Ook zorgen we dat de informatie vanuit VWS beter wordt. We hebben mede gelobbyd voor een print van de QR-code. Vooral ouderen vroegen daarom. Maar ook signaleren we dagelijks kleine onduidelijkheden, bijvoorbeeld op de website.

De opmerkingen en meningen die binnenkomen, zijn op dit moment vooral negatief. Af en toe gaan burgers daarbij ver over de rand. Ze proberen met valse informatie onze campagnes te frustreren. Of ze wensen ons en elkaar de meest vreselijke dingen toe. Er komen vergelijkingen binnen met de Tweede Wereldoorlog: de minister als nazi. En er zijn bedreigingen aan zijn adres.

Het is prima als iemand commentaar heeft, maar het moet wel fatsoenlijk blijven. De ergste uitingen op sociale media halen we nu weg. Dat is wel lastig, want van origine moet je toch transparant en aanspreekbaar zijn. Maar als je niets doet, krijgt het lelijke en grimmige de overhand. Zodat mensen met een vraag niet meer aan bod komen. Gevolg is ook dat iemand die wel positief is, zich niet durft te uiten. Die wordt dan onmiddellijk overruled.

De werkdruk is al heel lang heel hoog. De uitdaging is dan om het leuk te houden. Op vaste momenten gaan we met collega’s bij elkaar zitten. Soms raakt de grimmigheid je wel. Daarom kijken we of een bureau ons kan helpen om beter met de negativiteit om te gaan. Mijn teamleden zijn loyaal en hardwerkend. En ze zijn in staat de spirit erin te houden.
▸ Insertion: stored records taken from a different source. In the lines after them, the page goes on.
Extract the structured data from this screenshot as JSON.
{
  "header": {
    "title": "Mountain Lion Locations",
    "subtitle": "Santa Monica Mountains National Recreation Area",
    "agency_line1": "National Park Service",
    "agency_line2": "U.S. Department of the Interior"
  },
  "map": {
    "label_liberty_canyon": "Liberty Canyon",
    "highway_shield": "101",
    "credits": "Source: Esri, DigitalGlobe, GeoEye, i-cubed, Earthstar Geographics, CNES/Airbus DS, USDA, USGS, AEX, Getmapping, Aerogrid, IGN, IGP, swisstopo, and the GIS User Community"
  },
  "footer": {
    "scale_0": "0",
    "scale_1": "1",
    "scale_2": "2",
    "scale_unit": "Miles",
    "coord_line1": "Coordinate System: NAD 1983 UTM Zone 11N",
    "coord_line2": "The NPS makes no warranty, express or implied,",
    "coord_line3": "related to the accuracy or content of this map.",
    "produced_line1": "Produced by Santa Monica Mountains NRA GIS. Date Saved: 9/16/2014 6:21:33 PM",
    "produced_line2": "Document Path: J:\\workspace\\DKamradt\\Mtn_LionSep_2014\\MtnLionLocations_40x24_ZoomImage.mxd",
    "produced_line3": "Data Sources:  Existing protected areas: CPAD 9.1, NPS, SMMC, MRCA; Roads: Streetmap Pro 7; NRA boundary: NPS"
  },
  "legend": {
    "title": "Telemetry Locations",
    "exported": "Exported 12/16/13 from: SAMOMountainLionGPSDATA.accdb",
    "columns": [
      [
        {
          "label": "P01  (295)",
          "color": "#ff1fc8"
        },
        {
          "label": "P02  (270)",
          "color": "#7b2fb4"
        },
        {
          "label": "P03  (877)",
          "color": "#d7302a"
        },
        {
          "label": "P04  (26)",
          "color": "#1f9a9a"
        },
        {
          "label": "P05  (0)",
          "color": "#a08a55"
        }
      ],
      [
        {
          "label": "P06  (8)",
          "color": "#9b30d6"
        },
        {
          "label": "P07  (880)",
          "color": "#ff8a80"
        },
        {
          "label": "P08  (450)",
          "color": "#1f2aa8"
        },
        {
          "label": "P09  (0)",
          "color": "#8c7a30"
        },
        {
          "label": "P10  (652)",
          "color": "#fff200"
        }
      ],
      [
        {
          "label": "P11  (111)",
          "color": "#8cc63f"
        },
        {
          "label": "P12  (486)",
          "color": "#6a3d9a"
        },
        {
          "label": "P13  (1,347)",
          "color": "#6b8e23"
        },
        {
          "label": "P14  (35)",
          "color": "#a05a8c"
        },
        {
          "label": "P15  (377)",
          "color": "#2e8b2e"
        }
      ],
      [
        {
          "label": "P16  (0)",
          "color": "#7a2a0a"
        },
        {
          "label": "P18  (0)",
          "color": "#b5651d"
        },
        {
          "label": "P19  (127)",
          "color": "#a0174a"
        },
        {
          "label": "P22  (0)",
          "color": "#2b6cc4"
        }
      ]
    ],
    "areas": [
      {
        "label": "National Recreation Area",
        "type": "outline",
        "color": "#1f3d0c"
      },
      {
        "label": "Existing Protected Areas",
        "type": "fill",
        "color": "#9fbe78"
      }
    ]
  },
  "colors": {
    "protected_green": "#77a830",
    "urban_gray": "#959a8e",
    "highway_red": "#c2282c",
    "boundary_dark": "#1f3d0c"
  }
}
Het is mooi dat medewerkers zó gemotiveerd zijn om mensen echt te helpen.

Zelf krijg ik ook wel eens commentaar vanuit mijn privéomgeving: de scholen zouden toch niet dicht gaan? Hoe kan dat dan nu toch gebeuren? Of een familielid die vaccinaties onzin vindt. Soms is dat lastig. Ik ben er zelf van overtuigd dat we door vaccinaties de zorg ontlasten. Ik hou wel eens voor me dat ik bij VWS werk om te luisteren naar discussies tussen mensen onderling over de corona-aanpak. Zo hoor je misschien net andere dingen. Maar ik aarzel geen moment om te zeggen dat ik er werk. Ik ben juist trots op het vele werk dat we verzetten.”